Vinyl Night: Collapses Will Happen

“What’s a good night for Dave to come over for Vinyl Night?” I asked my wife Sandy recently.

She rolled her eyes magnificently and exclaimed “Vinyl Night? There is no good night for Vinyl Night!”

And why did she say that? Because when my excellent pal Dave comes over for Vinyl Night, as he does once or twice a year, we listen to a genre of music that Sandy, to say the least, hates. “I don’t consider it to be music,” she explained to me succinctly during dinner not long ago. Understood.

And you know what? Boatloads of people would agree with her, but they can’t, because most folks have never experienced this kind of music. Don’t know that it exists. Here’s what I’m talking about: On Vinyl Nights, Dave and I gorge on jazz of the avant-garde variety. The wild and aggressive type in which melody often is minimal and screeching horns and thrashing drums are the norm. The type that might well be described as seismic in quality and in effect, as will become apparent.

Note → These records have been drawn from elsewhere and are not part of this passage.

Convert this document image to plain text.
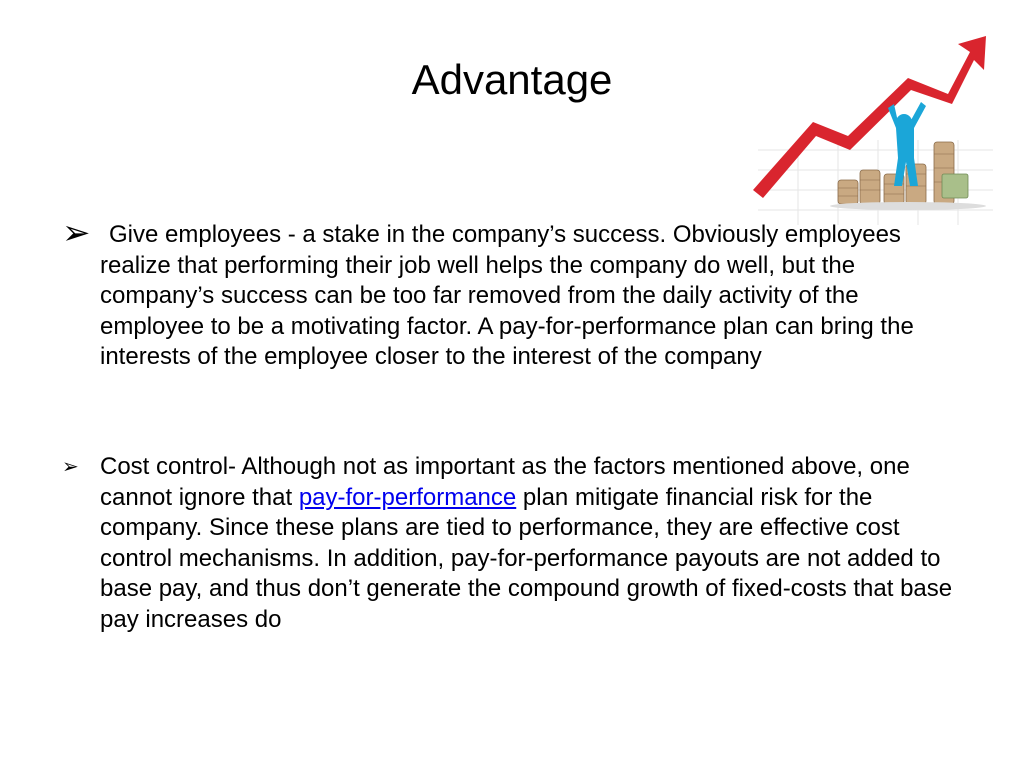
Advantage
➢ Give employees - a stake in the company’s success. Obviously employees realize that performing their job well helps the company do well, but the company’s success can be too far removed from the daily activity of the employee to be a motivating factor. A pay-for-performance plan can bring the interests of the employee closer to the interest of the company
➢ Cost control- Although not as important as the factors mentioned above, one cannot ignore that pay-for-performance plan mitigate financial risk for the company. Since these plans are tied to performance, they are effective cost control mechanisms. In addition, pay-for-performance payouts are not added to base pay, and thus don’t generate the compound growth of fixed-costs that base pay increases do
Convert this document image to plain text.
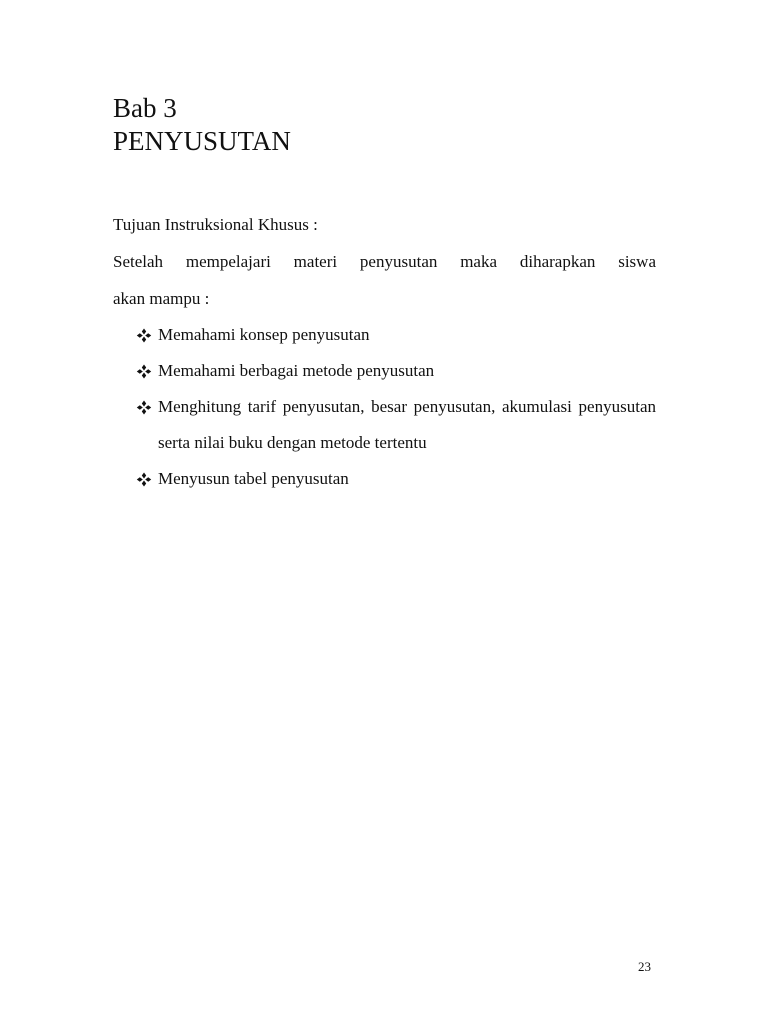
Bab 3
PENYUSUTAN

Tujuan Instruksional Khusus :

Setelah mempelajari materi penyusutan maka diharapkan siswa

akan mampu :

Memahami konsep penyusutan
Memahami berbagai metode penyusutan
Menghitung tarif penyusutan, besar penyusutan, akumulasi penyusutan serta nilai buku dengan metode tertentu
Menyusun tabel penyusutan
23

Free jazz. That’s the name that has stuck to this fringe music which began to emerge in the mid-1950s. And liberating it is. The musicians are free to roam far and wide. And the music opens the minds and loosens the emotional chains of those listeners who like it, such as Dave and I, tossing us around like hold-on-for-your-lives roller coaster riders.

Sandy relented and Dave ended up coming over on a Wednesday night, because that was when she had plans to watch a lot of prime time television in the upstairs bedroom. Dave and I, in the living room, would be free to crank up the stereo system’s volume as high as we might. Turns out that wasn’t a good idea.

Vinyl Night's albums photographed on bunker floor before Vinyl Night began.
Vinyl Night’s albums photographed in basement before Vinyl Night began.

In preparation for each Vinyl Night I head to the basement room where my most prized possession resides: my vinyl album collection. I’ve got a ton of albums. Lots of musical styles. Never got rid of any of them, one of the smart calls I’ve made in life. On the afternoon of this most recent occasion I  walked to the shelves holding the discs and made the selections for that evening’s Vinyl Night. Albums by Jimmy Lyons, Roswell Rudd, Grachan Moncur III, Art Ensemble Of Chicago,  Archie Shepp, John Carter/Bobby Bradford, and Albert Ayler. Household names, no? As always, Dave and I would listen to one side of each album.

The three albums that caused problems. Photographed in bunker before Vinyl Night began.
The three albums that caused problems. Photographed in basement before Vinyl Night began.

Dave arrived around 8:00 PM. Sandy gave him a hug and walked upstairs, not to be seen again for a couple of hours. I placed side one of Jimmy Lyons’ Other Afternoons (recorded in 1969) on the turntable and an evening of fun, then mayhem, began. Jimmy Lyons no longer is with us, but his recordings live on with force. And force is what soon blew through the stereo speakers in my living room. The title track, Other Afternoons, began calmly enough. Didn’t take long however for alto saxophonist Lyons and his cohorts to wail and fly as though demons were on their tails and gaining fast (click here to listen). That’s when Dave and I thought we heard the sounds of wood and plaster creaking a bit more than they should in an old house. We put those thoughts out of our minds.

Several albums later a firestorm hit the turntable, Archie Shepp’s The Magic Of Ju-Ju (recorded in 1967). The title song, occupying all of side one, made Other Afternoons sound like a wimp. Shepp, whose career began in the early 1960s and who is alive and kicking, hit the ground at Usain Bolt speed, screaming on his tenor saxophone for 18 minutes over a drumming cacophony (click here to listen). I was amazed, mesmerized and kind of in a daze. Dave too. That’s the power of Shepp. We definitely heard those creaking sounds again, some rumbling ones also, but put them out of our minds.

The problems became undeniable a couple of albums after Shepp’s. Tenorman Albert Ayler, long gone, went stratospheric at around the six minute mark of Spirits Rejoice (recorded in 1966), which takes up all of side three on The Village Concerts double album (click here to listen). My house couldn’t take it any longer. Plaster started falling from the living room ceiling. The living room floorboards began to buckle and give way. Good things weren’t happening upstairs either. Sandy came running down the stairs. “I really, really hate this music,” she yelled as she and I and Dave bolted out the front door. We stood in disbelief on the sidewalk as Sandy’s and my suburban home dropped to the ground. The house’s descent took a long time and was extremely jarring, just like the saxophone, trumpet and other instrumental solos that Dave and I grooved to on that most infamous of Vinyl Nights.

The next day I called my Allstate agent. I described the bizarre situation to her. She said, “You’re out of luck, Neil. Your homeowners policy specifically prohibits you from playing any free jazz above the 80-decibel level. Allstate isn’t going to pay you a cent. We may be the ‘you’re in good hands’ people, like our logo says, but we’re not fools like you!”